A pair of railroad tunnels that were blasted through the valley mountain range along the river Ahr during the Great War but were never finished became the ideal location for the most top secret building in the history of the Federal Republic of Germany. Planning began in 1950 and construction started soon after. When it was finished there were over 17 kilometers of tunnels that were connected and outfitted to provide a safe haven from which to run the government.
The last exercise in the bunker was run in the late 80s and with the fall of the Iron Curtain the expensive structure sat dormant. In the early 2000s there were several efforts to convert it to some other use but to no avail. A contractor came in and started emptying the tunnel of everything thing that moved while a last ditch effort was made to form a museum. Luckily they did come up with the money and a museum was created out of the last few hundred meters of tunnel.
The tunnels are always cool in temperature. The start at the massive blast doors that would have kept out nuclear fallout and go to a spot at the end where the empty tunnel is devoid of anything with actual furniture and equipment all along the way.
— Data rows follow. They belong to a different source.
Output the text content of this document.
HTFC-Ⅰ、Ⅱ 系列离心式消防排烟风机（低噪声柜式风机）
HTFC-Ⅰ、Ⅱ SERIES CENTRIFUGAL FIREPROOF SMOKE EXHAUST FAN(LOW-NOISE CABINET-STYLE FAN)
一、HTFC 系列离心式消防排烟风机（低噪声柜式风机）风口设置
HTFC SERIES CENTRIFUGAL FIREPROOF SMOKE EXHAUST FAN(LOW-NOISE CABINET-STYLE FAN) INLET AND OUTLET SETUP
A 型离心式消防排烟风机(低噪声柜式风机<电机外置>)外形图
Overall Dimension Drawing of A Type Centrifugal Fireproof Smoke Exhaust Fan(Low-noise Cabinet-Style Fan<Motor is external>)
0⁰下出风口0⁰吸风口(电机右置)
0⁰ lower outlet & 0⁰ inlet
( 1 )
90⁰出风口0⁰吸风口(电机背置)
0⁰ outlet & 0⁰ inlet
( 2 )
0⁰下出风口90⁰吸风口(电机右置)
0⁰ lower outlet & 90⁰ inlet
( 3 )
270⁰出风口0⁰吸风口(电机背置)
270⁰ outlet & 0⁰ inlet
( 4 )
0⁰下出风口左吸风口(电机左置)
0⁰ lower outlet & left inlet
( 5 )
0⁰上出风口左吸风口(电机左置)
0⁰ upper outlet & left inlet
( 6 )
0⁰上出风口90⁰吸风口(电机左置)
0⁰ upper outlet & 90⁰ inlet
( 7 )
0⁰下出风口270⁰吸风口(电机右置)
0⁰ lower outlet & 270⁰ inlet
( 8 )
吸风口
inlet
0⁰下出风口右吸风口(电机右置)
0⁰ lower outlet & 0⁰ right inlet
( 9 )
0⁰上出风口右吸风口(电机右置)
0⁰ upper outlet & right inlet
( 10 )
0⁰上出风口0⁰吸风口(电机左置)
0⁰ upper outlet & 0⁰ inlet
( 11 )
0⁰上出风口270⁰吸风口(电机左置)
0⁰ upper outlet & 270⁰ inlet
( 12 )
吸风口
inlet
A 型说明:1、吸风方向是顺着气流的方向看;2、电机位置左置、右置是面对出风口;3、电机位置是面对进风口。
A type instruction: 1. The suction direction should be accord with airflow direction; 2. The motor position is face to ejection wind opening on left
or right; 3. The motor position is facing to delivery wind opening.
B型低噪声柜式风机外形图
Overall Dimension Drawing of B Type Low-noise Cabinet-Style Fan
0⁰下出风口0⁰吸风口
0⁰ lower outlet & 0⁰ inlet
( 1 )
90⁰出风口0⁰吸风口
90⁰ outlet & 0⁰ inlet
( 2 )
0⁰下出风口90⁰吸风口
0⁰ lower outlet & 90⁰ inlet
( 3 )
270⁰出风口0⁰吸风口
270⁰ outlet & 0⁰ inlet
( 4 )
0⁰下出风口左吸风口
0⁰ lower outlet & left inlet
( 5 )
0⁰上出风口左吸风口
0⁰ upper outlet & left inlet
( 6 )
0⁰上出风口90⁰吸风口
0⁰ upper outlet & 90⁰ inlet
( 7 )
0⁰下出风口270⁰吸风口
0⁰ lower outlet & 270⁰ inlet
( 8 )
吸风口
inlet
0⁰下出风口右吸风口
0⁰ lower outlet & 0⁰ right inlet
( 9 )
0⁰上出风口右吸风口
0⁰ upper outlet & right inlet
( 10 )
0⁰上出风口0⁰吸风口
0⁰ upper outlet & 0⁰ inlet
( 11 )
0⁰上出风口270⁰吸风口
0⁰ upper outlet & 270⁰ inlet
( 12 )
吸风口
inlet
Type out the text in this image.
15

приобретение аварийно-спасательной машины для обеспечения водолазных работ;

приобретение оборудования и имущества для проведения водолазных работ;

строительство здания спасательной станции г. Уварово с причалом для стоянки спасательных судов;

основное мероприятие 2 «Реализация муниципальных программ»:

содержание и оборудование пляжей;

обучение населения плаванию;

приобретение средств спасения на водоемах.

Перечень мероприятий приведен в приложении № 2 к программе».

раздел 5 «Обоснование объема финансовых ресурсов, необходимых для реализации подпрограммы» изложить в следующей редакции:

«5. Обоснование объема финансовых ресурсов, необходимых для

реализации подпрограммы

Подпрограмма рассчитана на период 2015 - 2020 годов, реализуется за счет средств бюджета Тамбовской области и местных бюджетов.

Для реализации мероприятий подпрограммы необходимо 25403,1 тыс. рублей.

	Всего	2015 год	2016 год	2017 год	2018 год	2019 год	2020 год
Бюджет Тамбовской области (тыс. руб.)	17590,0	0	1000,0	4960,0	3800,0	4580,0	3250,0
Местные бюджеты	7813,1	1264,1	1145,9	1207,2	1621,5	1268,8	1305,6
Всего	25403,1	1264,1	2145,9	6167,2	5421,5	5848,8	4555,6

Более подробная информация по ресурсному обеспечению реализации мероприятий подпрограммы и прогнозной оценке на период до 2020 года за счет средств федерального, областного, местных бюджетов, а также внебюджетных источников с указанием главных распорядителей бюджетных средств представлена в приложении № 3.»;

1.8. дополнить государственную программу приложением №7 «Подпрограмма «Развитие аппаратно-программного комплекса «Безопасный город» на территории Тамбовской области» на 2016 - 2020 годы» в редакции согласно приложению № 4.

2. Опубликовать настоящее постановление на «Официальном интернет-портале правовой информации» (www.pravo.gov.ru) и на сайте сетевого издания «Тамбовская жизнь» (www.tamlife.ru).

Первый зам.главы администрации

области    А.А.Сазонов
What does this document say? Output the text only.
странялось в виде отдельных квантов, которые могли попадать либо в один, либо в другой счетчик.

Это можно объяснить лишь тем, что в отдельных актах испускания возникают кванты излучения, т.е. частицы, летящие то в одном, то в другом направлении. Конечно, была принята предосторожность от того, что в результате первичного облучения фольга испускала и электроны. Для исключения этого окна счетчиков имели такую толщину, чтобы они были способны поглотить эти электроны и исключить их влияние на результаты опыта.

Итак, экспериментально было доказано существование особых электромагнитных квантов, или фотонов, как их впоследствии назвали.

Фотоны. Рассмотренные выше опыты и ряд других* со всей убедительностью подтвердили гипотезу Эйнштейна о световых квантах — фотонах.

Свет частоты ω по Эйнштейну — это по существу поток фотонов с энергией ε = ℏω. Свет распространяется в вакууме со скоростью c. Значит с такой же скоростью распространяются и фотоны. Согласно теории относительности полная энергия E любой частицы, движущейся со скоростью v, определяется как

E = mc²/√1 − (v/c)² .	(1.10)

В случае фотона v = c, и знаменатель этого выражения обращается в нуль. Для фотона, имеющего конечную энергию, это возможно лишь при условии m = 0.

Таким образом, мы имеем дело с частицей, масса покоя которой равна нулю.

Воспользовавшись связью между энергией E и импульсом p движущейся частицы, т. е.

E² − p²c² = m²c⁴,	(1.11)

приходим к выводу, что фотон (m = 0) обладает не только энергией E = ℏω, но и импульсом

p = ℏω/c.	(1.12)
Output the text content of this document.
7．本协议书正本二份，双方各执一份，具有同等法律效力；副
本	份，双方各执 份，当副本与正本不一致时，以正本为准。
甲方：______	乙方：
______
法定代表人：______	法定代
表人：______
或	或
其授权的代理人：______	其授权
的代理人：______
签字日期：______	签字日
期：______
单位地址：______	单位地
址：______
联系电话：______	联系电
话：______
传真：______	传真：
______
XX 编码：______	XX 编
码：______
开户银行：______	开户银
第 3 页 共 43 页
THere’s a barber shop, dentist and medical offices, living quarters, technical rooms, and even the only phone to the outside where they limited access for those involved in the exercises.
It is a very interesting look at what life could have looked like, and a demonstration that life would have gone on. Thankfully though it was never used as it was intended.
The picture was taken at the end of the tour and is what the remaining multiple kilometers looks like now. Vast, cold, and empty.